- Starring: Dylan McGrath
- Country of origin: Ireland
- Original language: English
- No. of episodes: 1

Original release
- Network: RTÉ One
- Release: 4 February 2008

= The Pressure Cooker =

The Pressure Cooker is a once-off fly on the wall documentary broadcast on RTÉ One. It follows the successful efforts of celebrity chef Dylan McGrath to obtain a Michelin star for his business, Mint, in Ranelagh, Dublin. It was broadcast on 4 February 2008 at 21:30. McGrath was noted in the Irish media and in the general cuisine profession for his repeated shouting and swearing at his staff during the filming of this documentary.

==Background==
Prior to the show being filmed only four restaurants in Ireland had obtained a Michelin star.
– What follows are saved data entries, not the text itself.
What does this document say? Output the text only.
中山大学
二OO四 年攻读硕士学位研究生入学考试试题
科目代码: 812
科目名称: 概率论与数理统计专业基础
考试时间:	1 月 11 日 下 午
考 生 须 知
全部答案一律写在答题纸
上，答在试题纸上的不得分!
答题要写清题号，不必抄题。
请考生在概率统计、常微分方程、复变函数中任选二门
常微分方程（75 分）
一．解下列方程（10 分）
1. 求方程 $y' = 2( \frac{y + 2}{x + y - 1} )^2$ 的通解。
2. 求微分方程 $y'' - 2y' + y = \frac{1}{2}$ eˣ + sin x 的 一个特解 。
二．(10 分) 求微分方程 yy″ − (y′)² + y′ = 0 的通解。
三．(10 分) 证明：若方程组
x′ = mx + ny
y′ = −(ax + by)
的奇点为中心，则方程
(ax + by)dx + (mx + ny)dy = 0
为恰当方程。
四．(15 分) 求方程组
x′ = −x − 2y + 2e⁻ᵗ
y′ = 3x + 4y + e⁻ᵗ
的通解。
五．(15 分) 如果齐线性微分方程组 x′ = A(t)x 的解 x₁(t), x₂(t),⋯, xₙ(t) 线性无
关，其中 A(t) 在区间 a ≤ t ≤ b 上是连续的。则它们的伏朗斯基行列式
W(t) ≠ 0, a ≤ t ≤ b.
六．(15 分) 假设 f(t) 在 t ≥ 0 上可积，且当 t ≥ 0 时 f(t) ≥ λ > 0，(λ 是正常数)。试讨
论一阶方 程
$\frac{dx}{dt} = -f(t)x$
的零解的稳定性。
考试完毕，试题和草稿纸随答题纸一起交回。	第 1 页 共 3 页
McGrath was described as "a driven, ambitious, determined, innovative, hot-tempered, bad-mouthed and very intense man" by RTÉ and Image food critic Domini Kemp described him as a "creative genius". Mint Restaurant was described by Hot Press as a "gastronomic playground". The restaurant has also received praise from newspaper The Sunday Business Post.

==Controversy==
McGrath encountered ire from his fellow celebrity chefs for his alleged mistreatment of his staff which was evident during the documentary. Kevin Dundon, who appeared in the show Guerrilla Gourmet with McGrath, appeared alongside him on the television chat show Tubridy Tonight and criticised him live on air, describing his attitude as "appalling" and saying that Gordon Ramsay (a British chef) had "a bit of charisma about himself as well and a huge amount of passion". Dundon also questioned McGrath's methods of training his staff and said he would not have been required to shout at them so much if he had taught them better. Kevin Thornton agreed with Dundon – the two appear together on the reality television series Heat – describing McGrath's comments as "a mess" and "a waste of energy" and suggesting that "people like that will not go very far". Patrick Guilbaud labelled McGrath "sad" on the RTÉ Radio 1 show, Conversations with Eamon Dunphy, after witnessing him shouting and swearing at his Mint staff.